Decía mi amigo y sacerdote de la ceremonia, Fray David, que muchos padres de hoy día no quieren bautizar a sus hijos porque prefieren que sean ellos cuando sean mayores los que decidan esta cuestión. Imaginaros si esperamos a que sean mayores para escolarizarlos, para que se vacunen, para que coman por sí solos… Realmente, es una cuestión de principios, y no seré yo el que diga si es bueno o es malo, si está bien o si está mal, si es lo correcto o es lo incorrecto. Para mi -y esto es personal- me parece estupendo que los peques se bauticen y que por voluntad de sus padres, reciban este sacramento, y sólo pido respeto por ello.
En cualquier caso hoy hemos bautizado en Guadalupe a tres nuevos retoños, mi sobrina Elena y también a Alejandro y Arturo, lo que siempre es una buena noticia.
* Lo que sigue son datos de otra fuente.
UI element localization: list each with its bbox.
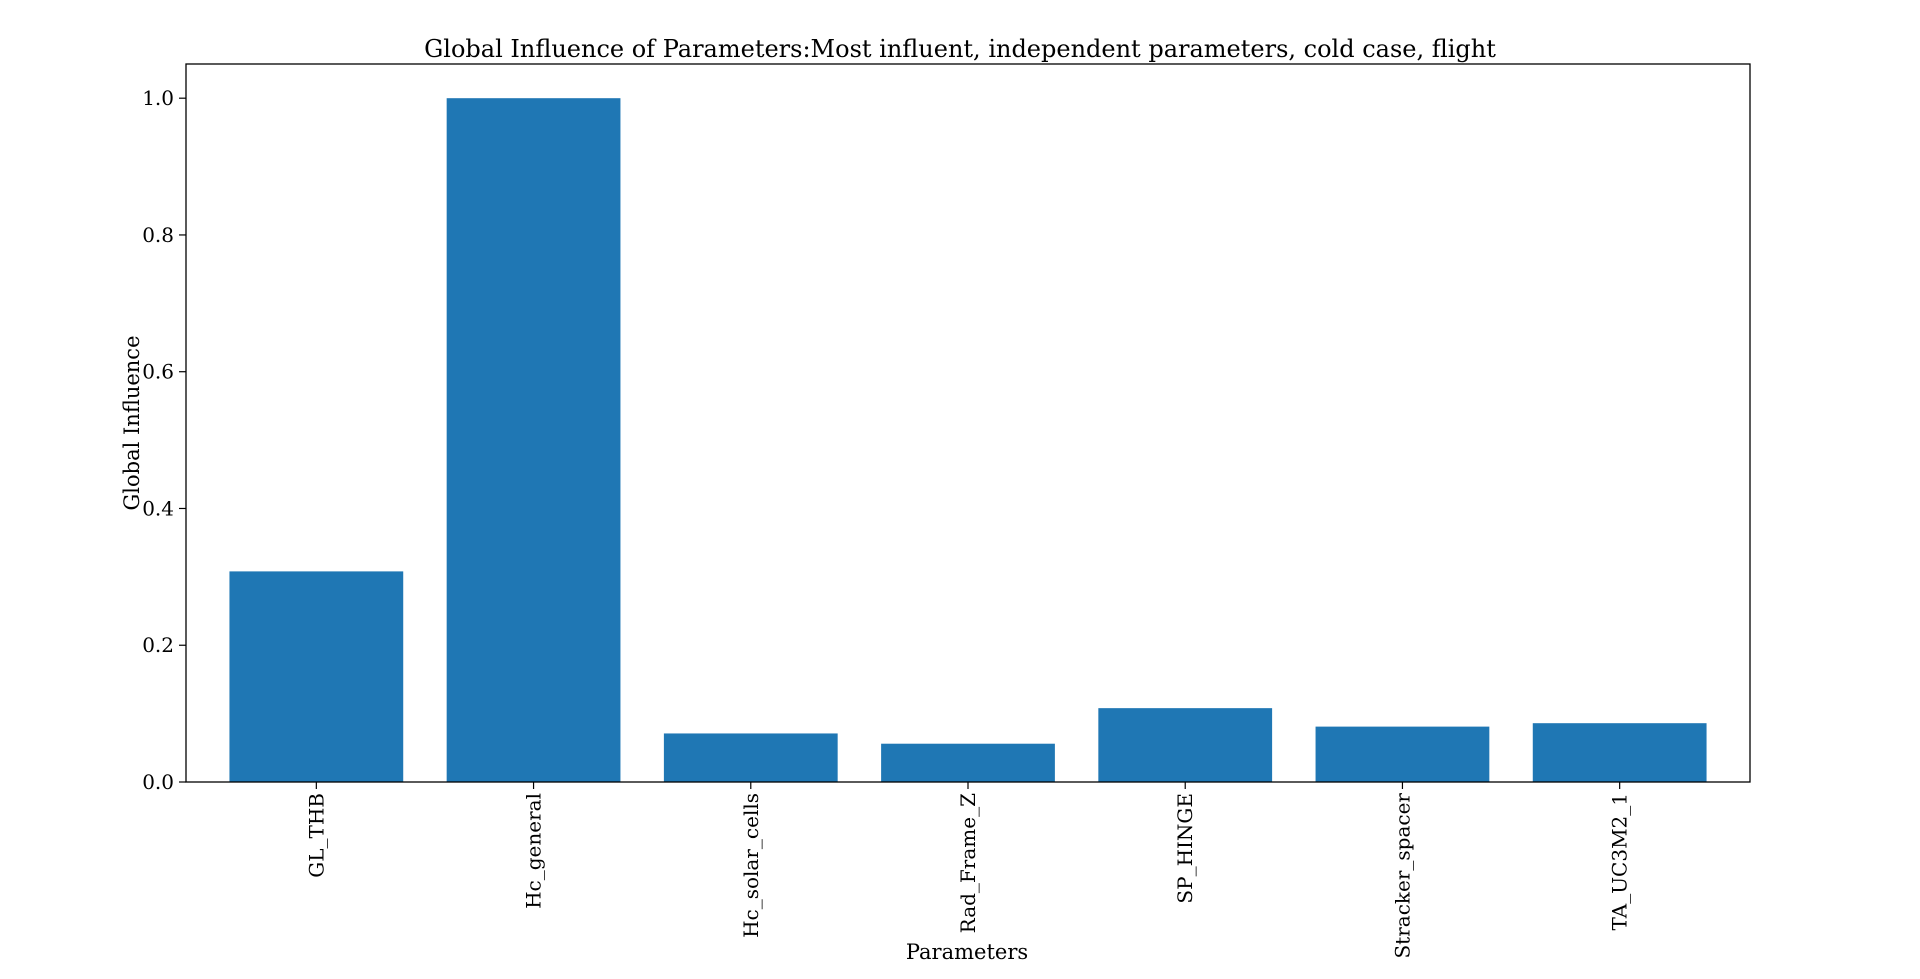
y-tick-label: 1.0 [142,86,174,110]
y-tick-label: 0.8 [142,223,174,247]
y-axis-label: Global Influence [120,336,144,511]
y-tick-label: 0.2 [142,633,174,657]
bar-sp-hinge [1098,708,1273,782]
x-axis-label: Parameters [906,940,1028,964]
bar-stracker-spacer [1315,726,1490,782]
bar-gl-thb [229,571,404,782]
plot-area-frame [185,63,1751,783]
y-axis-ticks: 0.0 0.2 0.4 0.6 0.8 1.0 [142,86,186,794]
x-tick-label: GL_THB [304,793,328,878]
x-axis-ticks: GL_THB Hc_general Hc_solar_cells Rad_Frame_… [304,782,1632,959]
x-tick-label: Stracker_spacer [1390,793,1414,959]
bar-hc-general [446,98,621,782]
x-tick-label: Rad_Frame_Z [956,793,980,933]
bars-group [229,98,1707,782]
y-tick-label: 0.6 [142,360,174,384]
y-tick-label: 0.0 [142,770,174,794]
bar-ta-uc3m2-1 [1532,723,1707,782]
bar-rad-frame-z [881,743,1055,782]
x-tick-label: SP_HINGE [1173,793,1197,904]
chart-title: Global Influence of Parameters:Most infl… [424,35,1496,63]
x-tick-label: Hc_solar_cells [739,793,763,938]
bar-hc-solar-cells [663,733,838,782]
x-tick-label: TA_UC3M2_1 [1608,793,1632,931]
x-tick-label: Hc_general [522,793,546,909]
y-tick-label: 0.4 [142,496,174,520]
Por lo demás he echado muchísimo de menos a mis amigos y amigas de la plaza de la cordialidad, el blog del Guillermo Fernández, que hoy tenían quedada en Olivenza y con los que me hubiese gustado estar, junto a los míos.
Como se suele decir no se puede estar en misa y repicando y por ello, opté por el bautizo de Elena.